In the second place, the news always makes it sound like "motive" is a very narrow term of art from the more Agatha Christie form of police detective stories.  In detective novels, the gumshoe looks for someone who stands to gain materially, or sought revenge to a harm inflicted by a particular individual.  For example.  But in real life, motive is pretty open and obscure.  What is tonight's motive for eating Chinese instead of Mexican? 

Let's stop looking for an Agatha Christie motive for these shooters.

You know the motive.  He was pissed off.  Angry.  And weak.

Sarcasm is the protest of people who are weak. But what if nobody is listening to your snark?  I didn't say it was a rational motive, just that it was a motive.  I didn't promise that the act motivated by this motive would be proportional to the harm, just that it would be a motive.

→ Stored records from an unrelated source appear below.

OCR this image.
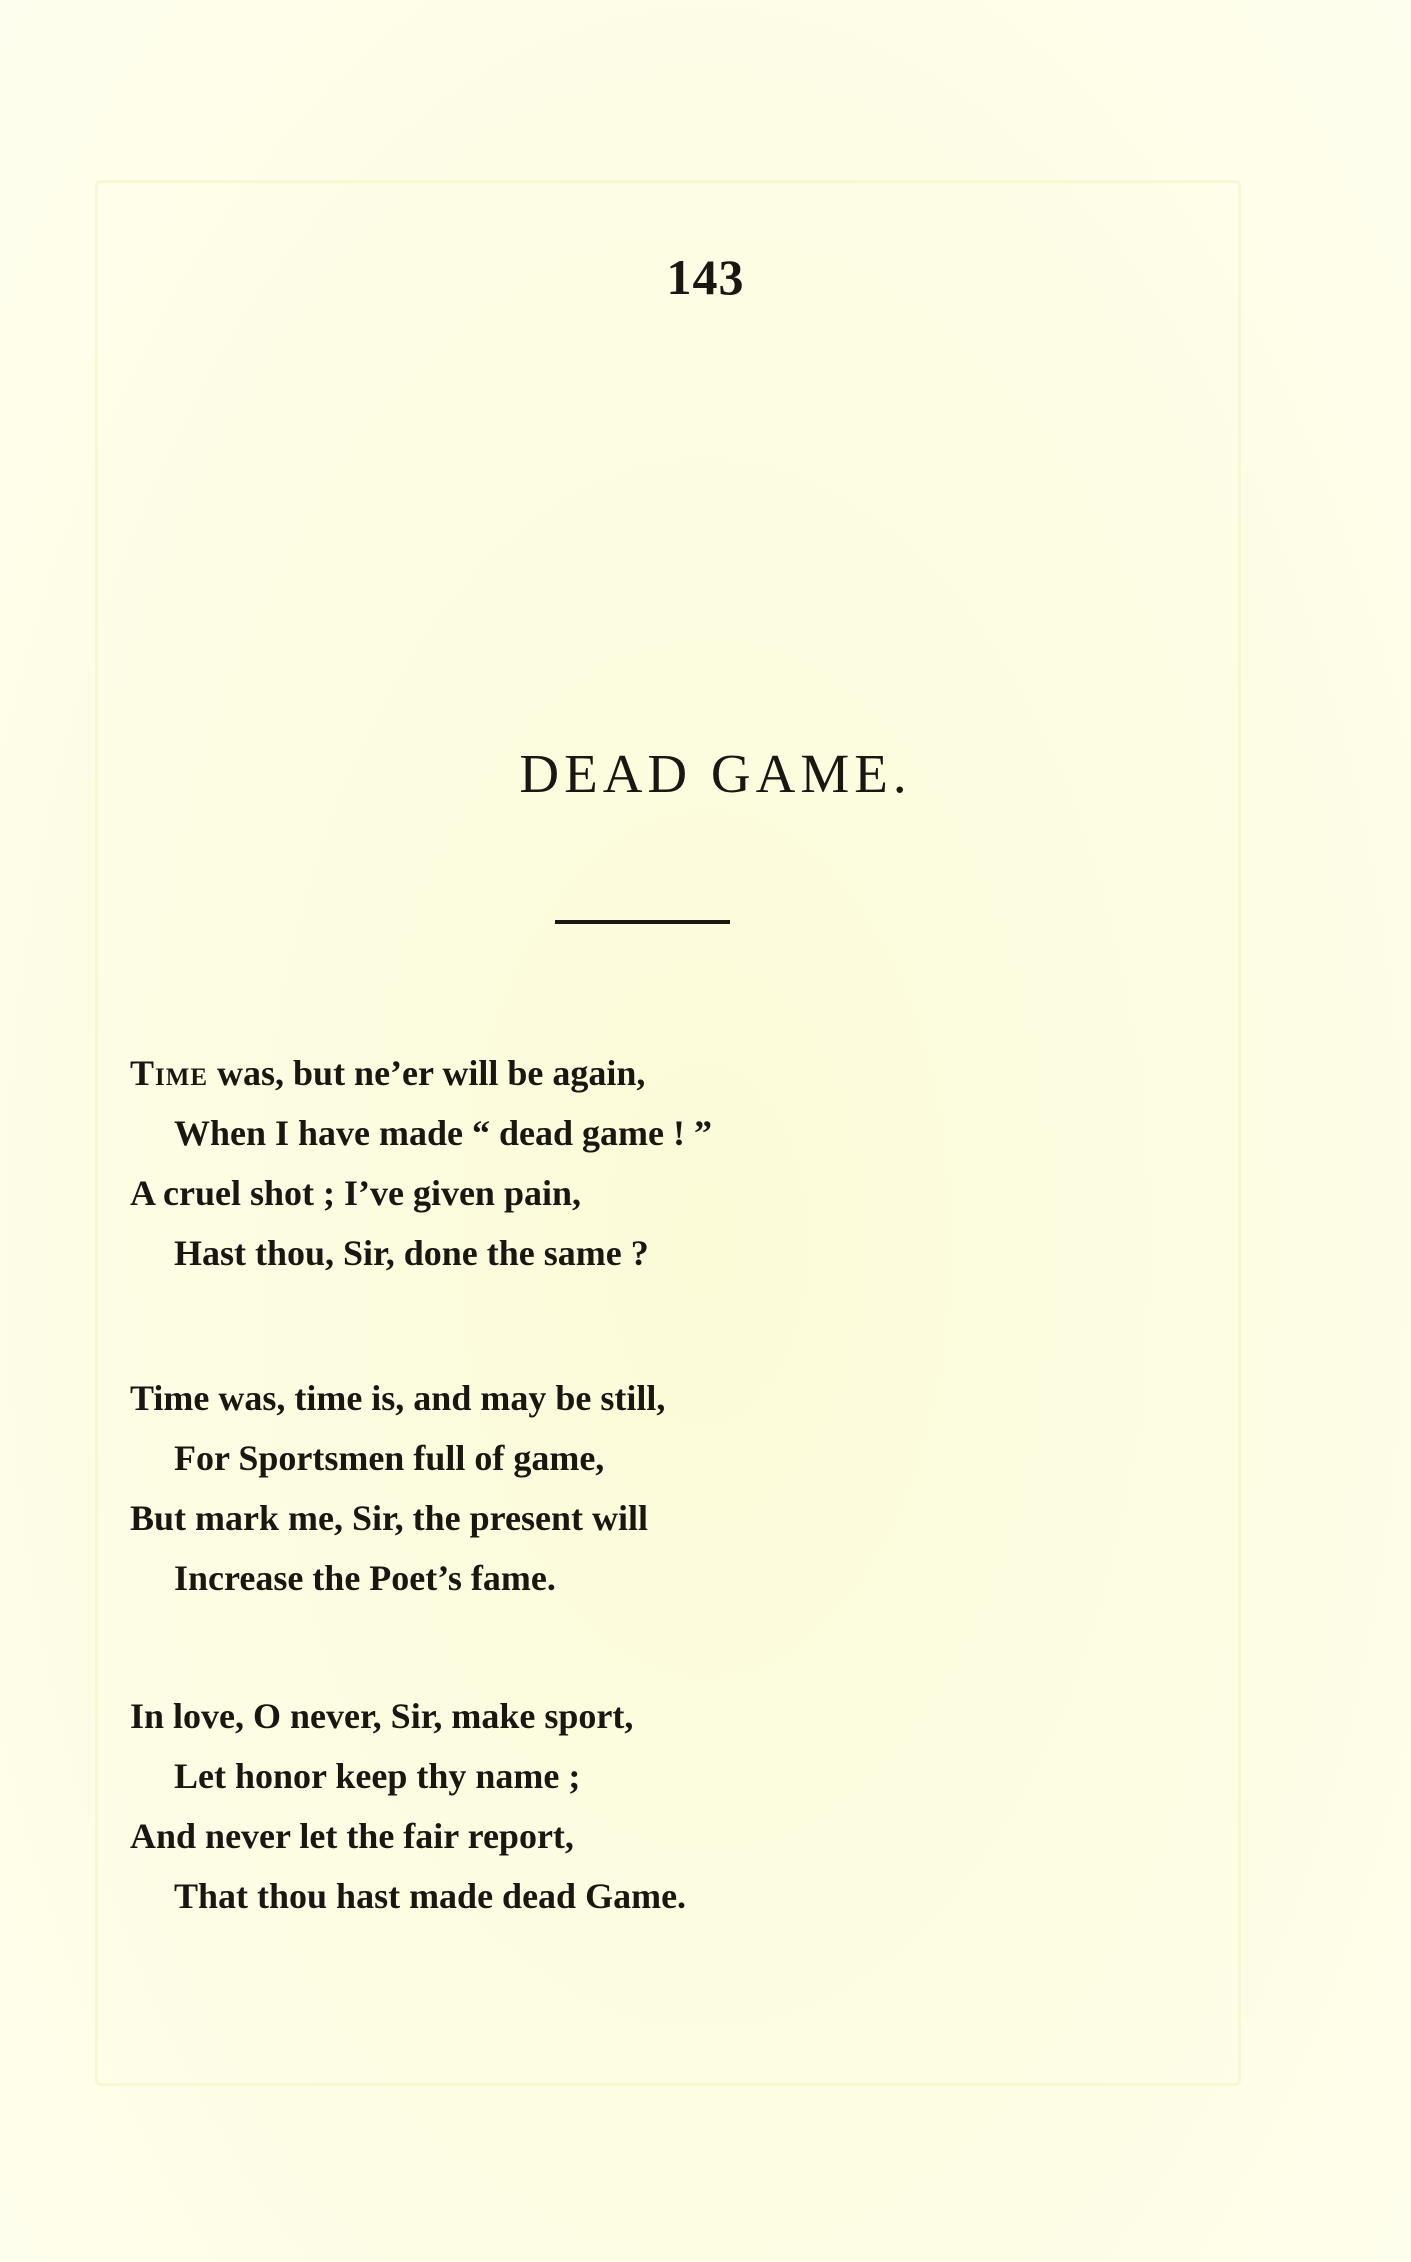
143
DEAD GAME.
Time was, but ne’er will be again,
When I have made “ dead game ! ”
A cruel shot ; I’ve given pain,
Hast thou, Sir, done the same ?
Time was, time is, and may be still,
For Sportsmen full of game,
But mark me, Sir, the present will
Increase the Poet’s fame.
In love, O never, Sir, make sport,
Let honor keep thy name ;
And never let the fair report,
That thou hast made dead Game.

These shooters are royally pissed off.

They seem as a rule to be fatherless weaklings whose fantasy world grows as a defense against the "real" world that punishes them for being defective girls.  Until they decide to do something manly.  Only it isn't, really, but they have no idea how a man should act.  They know it has something to do with autonomy, though, something to do with being the master of you own destiny.  So they move in a fatal direction.  Masters not of their lives, but masters of death -- their own and a few others. 

The whole scenario sucks so bad.  And is so rare.  Another failed child tried to prove he was grown up, all at once.  And failed at that. 

Maybe if these things were accompanied by less fanfare and limelight, we could go a longer time before the next failed man-child tries to do the same thing.